Patriotism can support public responsibility
Concern for one's country may encourage service, solidarity, protection of institutions and care for future generations.
A country is not identical to its government
Criticising officials or policies may reflect concern for the country's people and principles rather than hostility toward the nation.
Blind loyalty rejects evidence
Loyalty becomes dangerous when facts are denied because acknowledging them would damage national pride.
Symbols can replace moral judgement
Flags, anthems and military ceremonies can evoke powerful emotion, but symbolic reverence should not determine whether an action is just.
Enemies are judged differently
Blind patriotism condemns conduct by rivals while excusing the same behaviour by one's own state.

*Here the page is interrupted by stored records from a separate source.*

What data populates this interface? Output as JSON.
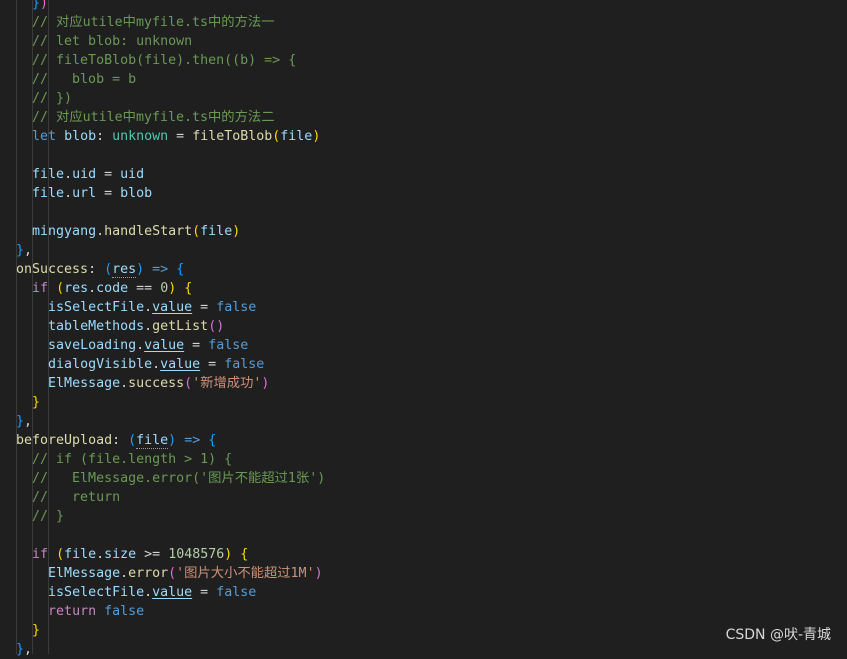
{
  "watermark": "CSDN @吠-青城",
  "lines": [
    [
      {
        "t": "    "
      },
      {
        "t": "}",
        "c": "c-b3"
      },
      {
        "t": ")",
        "c": "c-b2"
      }
    ],
    [
      {
        "t": "    // 对应utile中myfile.ts中的方法一",
        "c": "c-comment"
      }
    ],
    [
      {
        "t": "    // let blob: unknown",
        "c": "c-comment"
      }
    ],
    [
      {
        "t": "    // fileToBlob(file).then((b) => {",
        "c": "c-comment"
      }
    ],
    [
      {
        "t": "    //   blob = b",
        "c": "c-comment"
      }
    ],
    [
      {
        "t": "    // })",
        "c": "c-comment"
      }
    ],
    [
      {
        "t": "    // 对应utile中myfile.ts中的方法二",
        "c": "c-comment"
      }
    ],
    [
      {
        "t": "    "
      },
      {
        "t": "let",
        "c": "c-kw"
      },
      {
        "t": " "
      },
      {
        "t": "blob",
        "c": "c-var"
      },
      {
        "t": ": ",
        "c": "c-op"
      },
      {
        "t": "unknown",
        "c": "c-type"
      },
      {
        "t": " = ",
        "c": "c-op"
      },
      {
        "t": "fileToBlob",
        "c": "c-fn"
      },
      {
        "t": "(",
        "c": "c-b1"
      },
      {
        "t": "file",
        "c": "c-var"
      },
      {
        "t": ")",
        "c": "c-b1"
      }
    ],
    [
      {
        "t": ""
      }
    ],
    [
      {
        "t": "    "
      },
      {
        "t": "file",
        "c": "c-var"
      },
      {
        "t": ".",
        "c": "c-op"
      },
      {
        "t": "uid",
        "c": "c-var"
      },
      {
        "t": " = ",
        "c": "c-op"
      },
      {
        "t": "uid",
        "c": "c-var"
      }
    ],
    [
      {
        "t": "    "
      },
      {
        "t": "file",
        "c": "c-var"
      },
      {
        "t": ".",
        "c": "c-op"
      },
      {
        "t": "url",
        "c": "c-var"
      },
      {
        "t": " = ",
        "c": "c-op"
      },
      {
        "t": "blob",
        "c": "c-var"
      }
    ],
    [
      {
        "t": ""
      }
    ],
    [
      {
        "t": "    "
      },
      {
        "t": "mingyang",
        "c": "c-var"
      },
      {
        "t": ".",
        "c": "c-op"
      },
      {
        "t": "handleStart",
        "c": "c-fn"
      },
      {
        "t": "(",
        "c": "c-b1"
      },
      {
        "t": "file",
        "c": "c-var"
      },
      {
        "t": ")",
        "c": "c-b1"
      }
    ],
    [
      {
        "t": "  "
      },
      {
        "t": "}",
        "c": "c-b3"
      },
      {
        "t": ",",
        "c": "c-op"
      }
    ],
    [
      {
        "t": "  "
      },
      {
        "t": "onSuccess",
        "c": "c-fn"
      },
      {
        "t": ": ",
        "c": "c-op"
      },
      {
        "t": "(",
        "c": "c-b3"
      },
      {
        "t": "res",
        "c": "c-var",
        "d": true
      },
      {
        "t": ")",
        "c": "c-b3"
      },
      {
        "t": " ",
        "c": "c-op"
      },
      {
        "t": "=>",
        "c": "c-kw"
      },
      {
        "t": " ",
        "c": "c-op"
      },
      {
        "t": "{",
        "c": "c-b3"
      }
    ],
    [
      {
        "t": "    "
      },
      {
        "t": "if",
        "c": "c-ctrl"
      },
      {
        "t": " "
      },
      {
        "t": "(",
        "c": "c-b1"
      },
      {
        "t": "res",
        "c": "c-var"
      },
      {
        "t": ".",
        "c": "c-op"
      },
      {
        "t": "code",
        "c": "c-var"
      },
      {
        "t": " == ",
        "c": "c-op"
      },
      {
        "t": "0",
        "c": "c-num"
      },
      {
        "t": ")",
        "c": "c-b1"
      },
      {
        "t": " "
      },
      {
        "t": "{",
        "c": "c-b1"
      }
    ],
    [
      {
        "t": "      "
      },
      {
        "t": "isSelectFile",
        "c": "c-var"
      },
      {
        "t": ".",
        "c": "c-op"
      },
      {
        "t": "value",
        "c": "c-var",
        "u": true
      },
      {
        "t": " = ",
        "c": "c-op"
      },
      {
        "t": "false",
        "c": "c-kw"
      }
    ],
    [
      {
        "t": "      "
      },
      {
        "t": "tableMethods",
        "c": "c-var"
      },
      {
        "t": ".",
        "c": "c-op"
      },
      {
        "t": "getList",
        "c": "c-fn"
      },
      {
        "t": "()",
        "c": "c-b2"
      }
    ],
    [
      {
        "t": "      "
      },
      {
        "t": "saveLoading",
        "c": "c-var"
      },
      {
        "t": ".",
        "c": "c-op"
      },
      {
        "t": "value",
        "c": "c-var",
        "u": true
      },
      {
        "t": " = ",
        "c": "c-op"
      },
      {
        "t": "false",
        "c": "c-kw"
      }
    ],
    [
      {
        "t": "      "
      },
      {
        "t": "dialogVisible",
        "c": "c-var"
      },
      {
        "t": ".",
        "c": "c-op"
      },
      {
        "t": "value",
        "c": "c-var",
        "u": true
      },
      {
        "t": " = ",
        "c": "c-op"
      },
      {
        "t": "false",
        "c": "c-kw"
      }
    ],
    [
      {
        "t": "      "
      },
      {
        "t": "ElMessage",
        "c": "c-var"
      },
      {
        "t": ".",
        "c": "c-op"
      },
      {
        "t": "success",
        "c": "c-fn"
      },
      {
        "t": "(",
        "c": "c-b2"
      },
      {
        "t": "'新增成功'",
        "c": "c-str"
      },
      {
        "t": ")",
        "c": "c-b2"
      }
    ],
    [
      {
        "t": "    "
      },
      {
        "t": "}",
        "c": "c-b1"
      }
    ],
    [
      {
        "t": "  "
      },
      {
        "t": "}",
        "c": "c-b3"
      },
      {
        "t": ",",
        "c": "c-op"
      }
    ],
    [
      {
        "t": "  "
      },
      {
        "t": "beforeUpload",
        "c": "c-fn"
      },
      {
        "t": ": ",
        "c": "c-op"
      },
      {
        "t": "(",
        "c": "c-b3"
      },
      {
        "t": "file",
        "c": "c-var",
        "d": true
      },
      {
        "t": ")",
        "c": "c-b3"
      },
      {
        "t": " ",
        "c": "c-op"
      },
      {
        "t": "=>",
        "c": "c-kw"
      },
      {
        "t": " ",
        "c": "c-op"
      },
      {
        "t": "{",
        "c": "c-b3"
      }
    ],
    [
      {
        "t": "    // if (file.length > 1) {",
        "c": "c-comment"
      }
    ],
    [
      {
        "t": "    //   ElMessage.error('图片不能超过1张')",
        "c": "c-comment"
      }
    ],
    [
      {
        "t": "    //   return",
        "c": "c-comment"
      }
    ],
    [
      {
        "t": "    // }",
        "c": "c-comment"
      }
    ],
    [
      {
        "t": ""
      }
    ],
    [
      {
        "t": "    "
      },
      {
        "t": "if",
        "c": "c-ctrl"
      },
      {
        "t": " "
      },
      {
        "t": "(",
        "c": "c-b1"
      },
      {
        "t": "file",
        "c": "c-var"
      },
      {
        "t": ".",
        "c": "c-op"
      },
      {
        "t": "size",
        "c": "c-var"
      },
      {
        "t": " >= ",
        "c": "c-op"
      },
      {
        "t": "1048576",
        "c": "c-num"
      },
      {
        "t": ")",
        "c": "c-b1"
      },
      {
        "t": " "
      },
      {
        "t": "{",
        "c": "c-b1"
      }
    ],
    [
      {
        "t": "      "
      },
      {
        "t": "ElMessage",
        "c": "c-var"
      },
      {
        "t": ".",
        "c": "c-op"
      },
      {
        "t": "error",
        "c": "c-fn"
      },
      {
        "t": "(",
        "c": "c-b2"
      },
      {
        "t": "'图片大小不能超过1M'",
        "c": "c-str"
      },
      {
        "t": ")",
        "c": "c-b2"
      }
    ],
    [
      {
        "t": "      "
      },
      {
        "t": "isSelectFile",
        "c": "c-var"
      },
      {
        "t": ".",
        "c": "c-op"
      },
      {
        "t": "value",
        "c": "c-var",
        "u": true
      },
      {
        "t": " = ",
        "c": "c-op"
      },
      {
        "t": "false",
        "c": "c-kw"
      }
    ],
    [
      {
        "t": "      "
      },
      {
        "t": "return",
        "c": "c-ctrl"
      },
      {
        "t": " "
      },
      {
        "t": "false",
        "c": "c-kw"
      }
    ],
    [
      {
        "t": "    "
      },
      {
        "t": "}",
        "c": "c-b1"
      }
    ],
    [
      {
        "t": "  "
      },
      {
        "t": "}",
        "c": "c-b3"
      },
      {
        "t": ",",
        "c": "c-op"
      }
    ]
  ]
}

Responsible patriotism accepts correction
A mature attachment to country includes willingness to expose corruption, acknowledge historical wrongs and improve institutions.
Evidence notes
Blind loyalty can be identified where criticism is punished, facts are rejected for reputational reasons, leaders claim to embody the nation and moral standards change according to national allegiance.
Ethical questions
Can criticism be a form of patriotism?
What deserves loyalty: government, territory, people or principles?
Would we excuse the same action if another country committed it?
Conclusion
Patriotism becomes blind loyalty when national identity overrides truth, equal moral standards and accountability. Responsible patriotism seeks the country's improvement rather than unconditional obedience.